Tax break repeal runs into business roadblock in Legislature
Legislation to eliminate a state income tax break that provides tens of millions of dollars of benefits largely targeted to a small number of high-income Nebraskans ran into a buzz saw of opposition Wednesday.
A parade of business representatives along with a flood of letters from segments of the business community warned the Legislature’s Revenue Committee that the bill would harm Nebraska’s economy.
The proposal (LB276) would damage the state’s position in the ongoing “competitive battle for jobs and workforce” while adding to Nebraska’s reputation as “a very high tax state,” Nebraska Chamber of Commerce President Bryan Slone said.
The bill, introduced by Sen. John McCollister of Omaha, would eliminate a state income tax break that allows Nebraskans to avoid paying income taxes on earnings from S corporations and limited liability companies that are generated from goods or services sold outside Nebraska.
The proposal would increase annual state general fund revenue by more than $80 million, according to a legislative fiscal analysis.
But the committee was told the legislative estimate far exceeds what is likely to be realized because of taxes paid on income in other states.
McCollister said the bill was designed to help provide revenue to fund local property tax relief.
“The tax system is clearly out of balance,” he said. “Farmers are in deep financial trouble.”
“I know that you have some very wealthy and very influential people that are lobbying you very quietly on this bill and threatening to leave” the state, Renee Fry, executive director of OpenSky Policy Institute, told the committee in supporting the legislation.
Slone said Nebraska is at “an economic crossroads” and needs to be in position to attract companies as it moves into a technology and services economy while maintaining its agricultural base.
“We are the entrepreneurs driving growth in Nebraska,” Michael Cassling of Omaha, CEO of a Nebraska-based health care company, told the committee in opposing the bill.
“Companies will not come here,” he warned.
Todd Simon, senior vice president of Omaha Steaks, said the bill would be “an incalculable impediment to expanding the Nebraska economy.”
“Companies would leave, not come,” Ron Quinn of energy company Tenaska told the committee.
The new tax would be “a detriment to Nebraska’s economic growth,” Sarah Curry, policy director of the Platte Institute, said.
The Nebraska Farmers Union supported the legislation.
Among other bills heard by the committee was LB182, introduced by Sen.
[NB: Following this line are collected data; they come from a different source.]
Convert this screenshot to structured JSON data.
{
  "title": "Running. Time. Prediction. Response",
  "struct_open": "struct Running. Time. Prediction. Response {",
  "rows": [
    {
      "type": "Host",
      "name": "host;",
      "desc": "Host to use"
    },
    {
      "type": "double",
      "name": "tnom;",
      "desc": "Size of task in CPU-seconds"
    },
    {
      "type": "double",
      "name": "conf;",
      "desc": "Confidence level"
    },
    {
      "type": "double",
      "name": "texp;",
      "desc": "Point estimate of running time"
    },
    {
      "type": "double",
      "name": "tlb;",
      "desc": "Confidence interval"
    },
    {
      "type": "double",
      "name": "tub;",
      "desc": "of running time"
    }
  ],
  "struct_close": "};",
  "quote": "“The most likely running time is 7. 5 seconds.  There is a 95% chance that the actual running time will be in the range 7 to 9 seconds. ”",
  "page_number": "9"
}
Kate Bolz of Lincoln, which would allow local school boards to ask voters to approve a local income surtax not to exceed 20 percent for the purpose of property tax reduction or school building construction for a duration not to exceed five years.
Bolz said the bill provided a means of allowing school boards to spread the tax load upon approval of local voters.
The proposal “could do a lot to reduce our reliance on property taxes,” Tiffany Friesen Milone, policy director of OpenSky, told the committee.
The Lincoln Independent Business Association opposed the measure, citing its potential impact on local businesses.